Some Examples of Sequence and Series
If the numbers 4, 7, 10, 13, 16, 19, 22,…… are in order, then find:
Difference between the nth and 21st terms common nth term
Solution: Given sequence is, 4,7,10,13,16,19,22……
a) The most common difference is 7, which minus 4, equals 3.
b) The nth term of the arithmetic sequence is denoted by the term Tn and is given by the equation Tn = a + (n-1)d, where “a” is the first term and “d” is a common difference.
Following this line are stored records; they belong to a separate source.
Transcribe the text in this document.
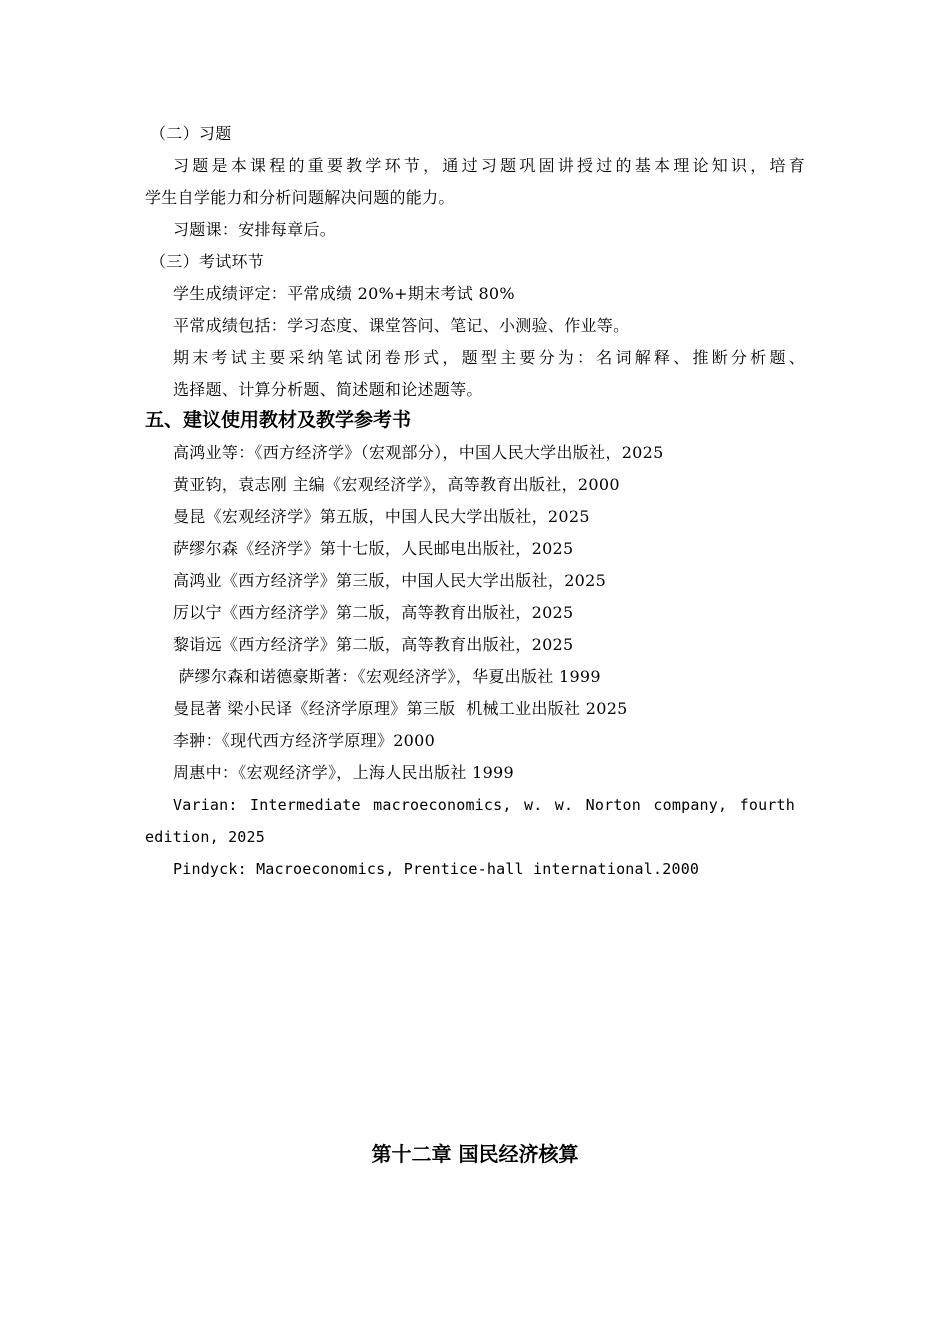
（二）习题
习题是本课程的重要教学环节，通过习题巩固讲授过的基本理论知识，培育
学生自学能力和分析问题解决问题的能力。
习题课：安排每章后。
（三）考试环节
学生成绩评定：平常成绩 20%+期末考试 80%
平常成绩包括：学习态度、课堂答问、笔记、小测验、作业等。
期末考试主要采纳笔试闭卷形式，题型主要分为：名词解释、推断分析题、
选择题、计算分析题、简述题和论述题等。
五、建议使用教材及教学参考书
高鸿业等：《西方经济学》（宏观部分），中国人民大学出版社，2025
黄亚钧，袁志刚 主编《宏观经济学》，高等教育出版社，2000
曼昆《宏观经济学》第五版，中国人民大学出版社，2025
萨缪尔森《经济学》第十七版，人民邮电出版社，2025
高鸿业《西方经济学》第三版，中国人民大学出版社，2025
厉以宁《西方经济学》第二版，高等教育出版社，2025
黎诣远《西方经济学》第二版，高等教育出版社，2025
萨缪尔森和诺德豪斯著：《宏观经济学》，华夏出版社 1999
曼昆著 梁小民译《经济学原理》第三版  机械工业出版社 2025
李翀：《现代西方经济学原理》2000
周惠中：《宏观经济学》，上海人民出版社 1999
Varian: Intermediate macroeconomics, w. w. Norton company, fourth
edition, 2025
Pindyck: Macroeconomics, Prentice-hall international.2000
第十二章 国民经济核算
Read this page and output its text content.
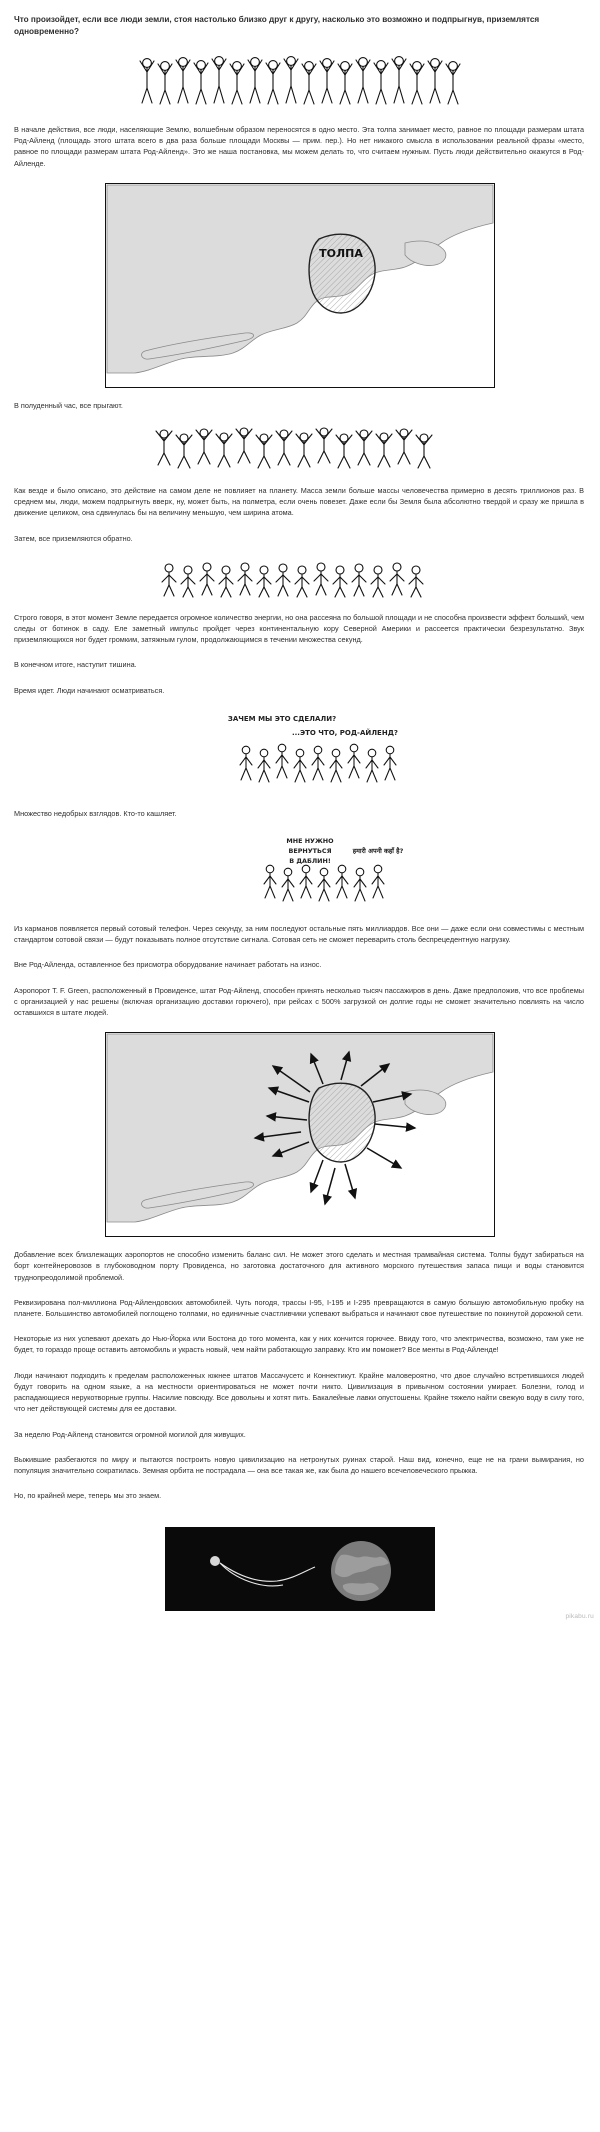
Что произойдет, если все люди земли, стоя настолько близко друг к другу, насколько это возможно и подпрыгнув, приземлятся одновременно?

В начале действия, все люди, населяющие Землю, волшебным образом переносятся в одно место. Эта толпа занимает место, равное по площади размерам штата Род-Айленд (площадь этого штата всего в два раза больше площади Москвы — прим. пер.). Но нет никакого смысла в использовании реальной фразы «место, равное по площади размерам штата Род-Айленд». Это же наша постановка, мы можем делать то, что считаем нужным. Пусть люди действительно окажутся в Род-Айленде.

ТОЛПА

В полуденный час, все прыгают.

Как везде и было описано, это действие на самом деле не повлияет на планету. Масса земли больше массы человечества примерно в десять триллионов раз. В среднем мы, люди, можем подпрыгнуть вверх, ну, может быть, на полметра, если очень повезет. Даже если бы Земля была абсолютно твердой и сразу же пришла в движение целиком, она сдвинулась бы на величину меньшую, чем ширина атома.

Затем, все приземляются обратно.

Строго говоря, в этот момент Земле передается огромное количество энергии, но она рассеяна по большой площади и не способна произвести эффект больший, чем следы от ботинок в саду. Еле заметный импульс пройдет через континентальную кору Северной Америки и рассеется практически безрезультатно. Звук приземляющихся ног будет громким, затяжным гулом, продолжающимся в течении множества секунд.

В конечном итоге, наступит тишина.

Время идет. Люди начинают осматриваться.

ЗАЧЕМ МЫ ЭТО СДЕЛАЛИ?
...ЭТО ЧТО, РОД-АЙЛЕНД?

Множество недобрых взглядов. Кто-то кашляет.

МНЕ НУЖНО
ВЕРНУТЬСЯ
В ДАБЛИН!
हमारी अपनी कहाँ है?

Из карманов появляется первый сотовый телефон. Через секунду, за ним последуют остальные пять миллиардов. Все они — даже если они совместимы с местным стандартом сотовой связи — будут показывать полное отсутствие сигнала. Сотовая сеть не сможет переварить столь беспрецедентную нагрузку.

Вне Род-Айленда, оставленное без присмотра оборудование начинает работать на износ.

Аэропорот T. F. Green, расположенный в Провиденсе, штат Род-Айленд, способен принять несколько тысяч пассажиров в день. Даже предположив, что все проблемы с организацией у нас решены (включая организацию доставки горючего), при рейсах с 500% загрузкой он долгие годы не сможет значительно повлиять на число оставшихся в штате людей.

Добавление всех близлежащих аэропортов не способно изменить баланс сил. Не может этого сделать и местная трамвайная система. Толпы будут забираться на борт контейнеровозов в глубоководном порту Провиденса, но заготовка достаточного для активного морского путешествия запаса пищи и воды становится труднопреодолимой проблемой.

Реквизирована пол-миллиона Род-Айлендовских автомобилей. Чуть погодя, трассы I-95, I-195 и I-295 превращаются в самую большую автомобильную пробку на планете. Большинство автомобилей поглощено толпами, но единичные счастливчики успевают выбраться и начинают свое путешествие по покинутой дорожной сети.

Некоторые из них успевают доехать до Нью-Йорка или Бостона до того момента, как у них кончится горючее. Ввиду того, что электричества, возможно, там уже не будет, то гораздо проще оставить автомобиль и украсть новый, чем найти работающую заправку. Кто им поможет? Все менты в Род-Айленде!

Люди начинают подходить к пределам расположенных южнее штатов Массачусетс и Коннектикут. Крайне маловероятно, что двое случайно встретившихся людей будут говорить на одном языке, а на местности ориентироваться не может почти никто. Цивилизация в привычном состоянии умирает. Болезни, голод и распадающиеся нерукотворные группы. Насилие повсюду. Все довольны и хотят пить. Бакалейные лавки опустошены. Крайне тяжело найти свежую воду в силу того, что нет действующей системы для ее доставки.

За неделю Род-Айленд становится огромной могилой для живущих.

Выжившие разбегаются по миру и пытаются построить новую цивилизацию на нетронутых руинах старой. Наш вид, конечно, еще не на грани вымирания, но популяция значительно сократилась. Земная орбита не пострадала — она все такая же, как была до нашего всечеловеческого прыжка.

Но, по крайней мере, теперь мы это знаем.

pikabu.ru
c) The nth term of the arithmetic sequence is denoted by the term Tn and is given by the equation
Tn = a + (n-1)
Tn = 4 + (n – 1)
21st term as: T21 = 4 + 3n – 3 = 3n + 1
4+60 = 64.
Fibonacci Sequence
Leonardo Pisano Bogollo, an Italian mathematician, was the first person to discover the Fibonacci sequence (Fibonacci).
The Fibonacci sequence is a sequence of whole numbers that starts with 0 and continues on to 1, 1, 2, 3, 5, 8, 13, 21, 34, and so on.
The name given to this never-ending sequence is the Fibonacci sequence.
In this situation, each word is the sum of the two terms that came before it, beginning with 0 and 1.
This phenomenon is often referred to as “nature’s secret code.”
Conclusion
A group of numbers that are arranged in a specific order according to a predetermined set of guidelines is referred to as a sequence.
When terms from a sequence are added together, a series is created.
One and the same term can appear multiple times at various points in the sequence.
Sequences can be either infinite or finite, and their terms are added together to form a series.
Sequences can be either infinite or finite, and their terms are used to define the series.
In some circumstances, it is also feasible for a series to have a sum of infinite terms.